Alors que les premières résiliations sur Internet sont intervenues pour contrer le téléchargement illégal de musique via les réseaux P2P (Florent Latrive, "Des téléchargeurs coupés net du Net", Liberation.fr, 11 décembre 2004), la bataille de l’industrie française du disque contre les pirates se précise au pénal. Un internaute français de 28 ans se retrouvait attrait devant le Tribunal correctionnel de Cergy Pontoise, le 15 décembre dernier, pour avoir téléchargé et mis à disposition de la musique. Il est visé par la cinquantaine de plaintes déposées par la SCPP (Société civile des producteurs phonographiques) et le SNEP (Syndicat national de l’édition phonographique), les maisons françaises du disque (Estelle Dumout, "Catherine Kerr-Vignale (Sacem) :Nous allons poursuivre les internautes qui sont de gros "uploaders"", Zdnet.fr, 19 novembre 2004).
Il est difficile de prédire l’issue de ce jugement, attendu pour le 2 février prochain.
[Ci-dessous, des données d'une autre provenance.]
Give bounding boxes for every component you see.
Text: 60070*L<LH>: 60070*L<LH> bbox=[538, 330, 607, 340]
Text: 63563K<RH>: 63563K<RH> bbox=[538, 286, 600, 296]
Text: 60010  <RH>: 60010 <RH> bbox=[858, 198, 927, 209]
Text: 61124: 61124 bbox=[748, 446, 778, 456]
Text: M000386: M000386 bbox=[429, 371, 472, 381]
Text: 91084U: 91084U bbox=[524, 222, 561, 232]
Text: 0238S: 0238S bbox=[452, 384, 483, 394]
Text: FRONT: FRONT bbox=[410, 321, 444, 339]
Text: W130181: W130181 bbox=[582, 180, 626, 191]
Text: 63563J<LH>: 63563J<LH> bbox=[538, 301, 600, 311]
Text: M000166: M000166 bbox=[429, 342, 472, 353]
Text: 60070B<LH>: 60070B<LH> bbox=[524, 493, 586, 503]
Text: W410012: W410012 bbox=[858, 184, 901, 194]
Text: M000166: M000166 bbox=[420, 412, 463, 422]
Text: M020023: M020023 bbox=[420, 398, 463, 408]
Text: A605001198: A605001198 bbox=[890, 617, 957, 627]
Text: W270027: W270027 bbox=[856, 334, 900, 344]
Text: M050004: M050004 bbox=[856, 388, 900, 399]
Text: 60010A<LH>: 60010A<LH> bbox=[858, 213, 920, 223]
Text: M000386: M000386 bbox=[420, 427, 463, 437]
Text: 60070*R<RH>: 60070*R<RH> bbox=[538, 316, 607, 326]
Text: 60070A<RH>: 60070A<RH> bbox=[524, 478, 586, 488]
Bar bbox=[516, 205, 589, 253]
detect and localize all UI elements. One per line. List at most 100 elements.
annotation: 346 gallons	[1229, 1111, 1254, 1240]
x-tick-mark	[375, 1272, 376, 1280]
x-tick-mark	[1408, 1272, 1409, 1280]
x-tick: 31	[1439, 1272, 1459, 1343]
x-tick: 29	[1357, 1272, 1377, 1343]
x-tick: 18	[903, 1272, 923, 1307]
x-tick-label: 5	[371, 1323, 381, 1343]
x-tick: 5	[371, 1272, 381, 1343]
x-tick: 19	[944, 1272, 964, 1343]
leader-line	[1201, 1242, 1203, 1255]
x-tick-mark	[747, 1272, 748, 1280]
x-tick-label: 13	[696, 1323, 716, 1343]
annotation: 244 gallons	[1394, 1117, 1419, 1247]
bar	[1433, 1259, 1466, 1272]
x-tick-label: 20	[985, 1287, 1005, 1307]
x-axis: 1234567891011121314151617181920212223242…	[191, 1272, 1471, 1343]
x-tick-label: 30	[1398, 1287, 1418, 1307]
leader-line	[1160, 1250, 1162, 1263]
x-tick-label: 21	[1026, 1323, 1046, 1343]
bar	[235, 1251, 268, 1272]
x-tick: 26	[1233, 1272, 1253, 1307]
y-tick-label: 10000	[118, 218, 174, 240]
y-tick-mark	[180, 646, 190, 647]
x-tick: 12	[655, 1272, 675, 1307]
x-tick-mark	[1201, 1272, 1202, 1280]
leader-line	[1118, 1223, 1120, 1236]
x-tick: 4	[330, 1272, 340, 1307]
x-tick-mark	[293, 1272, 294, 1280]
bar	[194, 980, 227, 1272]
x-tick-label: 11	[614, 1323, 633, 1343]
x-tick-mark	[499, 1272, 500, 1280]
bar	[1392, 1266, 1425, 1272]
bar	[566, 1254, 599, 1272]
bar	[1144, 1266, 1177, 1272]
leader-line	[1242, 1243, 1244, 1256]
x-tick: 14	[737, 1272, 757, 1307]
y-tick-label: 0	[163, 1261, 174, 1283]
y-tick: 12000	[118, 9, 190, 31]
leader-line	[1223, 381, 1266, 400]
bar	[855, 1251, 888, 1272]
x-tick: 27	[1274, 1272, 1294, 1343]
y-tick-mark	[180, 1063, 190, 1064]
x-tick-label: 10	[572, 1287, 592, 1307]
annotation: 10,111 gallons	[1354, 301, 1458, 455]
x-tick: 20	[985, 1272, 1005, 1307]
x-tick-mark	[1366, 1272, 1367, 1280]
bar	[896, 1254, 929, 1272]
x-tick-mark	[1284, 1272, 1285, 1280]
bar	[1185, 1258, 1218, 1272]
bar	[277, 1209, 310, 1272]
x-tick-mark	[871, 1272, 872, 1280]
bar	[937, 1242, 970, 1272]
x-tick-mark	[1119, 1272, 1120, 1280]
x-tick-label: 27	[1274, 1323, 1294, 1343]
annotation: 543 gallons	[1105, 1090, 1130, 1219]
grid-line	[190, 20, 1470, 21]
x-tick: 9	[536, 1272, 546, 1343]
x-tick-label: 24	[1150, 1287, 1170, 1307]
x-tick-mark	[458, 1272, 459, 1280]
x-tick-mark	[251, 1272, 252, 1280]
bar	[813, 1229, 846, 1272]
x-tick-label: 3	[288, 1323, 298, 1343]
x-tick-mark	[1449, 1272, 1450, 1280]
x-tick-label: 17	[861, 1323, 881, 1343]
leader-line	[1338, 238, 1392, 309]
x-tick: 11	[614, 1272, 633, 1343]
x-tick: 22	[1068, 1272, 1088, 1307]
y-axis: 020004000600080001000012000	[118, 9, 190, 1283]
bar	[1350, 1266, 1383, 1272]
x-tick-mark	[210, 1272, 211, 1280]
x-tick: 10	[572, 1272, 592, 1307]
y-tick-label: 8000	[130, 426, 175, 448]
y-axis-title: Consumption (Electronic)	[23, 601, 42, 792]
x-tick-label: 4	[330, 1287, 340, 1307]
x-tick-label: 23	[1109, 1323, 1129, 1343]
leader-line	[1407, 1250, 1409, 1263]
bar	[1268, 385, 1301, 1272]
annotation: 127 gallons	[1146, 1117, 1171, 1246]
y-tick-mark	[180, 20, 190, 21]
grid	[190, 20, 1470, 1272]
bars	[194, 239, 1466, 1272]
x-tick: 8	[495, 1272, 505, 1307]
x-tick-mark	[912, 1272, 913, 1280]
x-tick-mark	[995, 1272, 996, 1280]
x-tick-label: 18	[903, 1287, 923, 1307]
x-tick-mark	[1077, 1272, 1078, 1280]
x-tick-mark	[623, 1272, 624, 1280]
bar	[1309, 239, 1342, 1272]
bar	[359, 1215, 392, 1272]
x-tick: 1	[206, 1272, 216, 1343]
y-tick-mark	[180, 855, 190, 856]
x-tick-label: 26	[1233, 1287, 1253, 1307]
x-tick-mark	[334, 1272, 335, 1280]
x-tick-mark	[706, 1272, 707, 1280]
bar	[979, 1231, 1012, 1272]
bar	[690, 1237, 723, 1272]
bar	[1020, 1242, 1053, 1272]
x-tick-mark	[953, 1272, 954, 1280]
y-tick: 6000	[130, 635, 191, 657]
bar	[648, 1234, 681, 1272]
Les juges seront-ils sensibles au raisonnement de la défense, selon lequel l’internaute n’aurait, ni commercialisé, ni mis ses fichiers à disposition ? On garde à l’esprit, en effet, le jugement [Juriscom.net] du Tribunal correctionnel de Rodez du 13 octobre dernier qui avait relaxé le prévenu en faisant une interprétation large de l’exception pour copie privée. Avec cette conclusion : « la preuve d’un usage autre que strictement privé tel que prévu par l’exception de l’article L.122-5 du Code de la Propriété Intellectuelle par le prévenu des copies qu’il a réalisé n’apparaissant pas rapportée en l’espèce, il convient d’entrer en voie de relaxe à son égard » (Voir aussi Sabrina Brandner, "P2P : relaxe d'un internaute copiste à Rodez", Juriscom.net, 15 octobre 2004).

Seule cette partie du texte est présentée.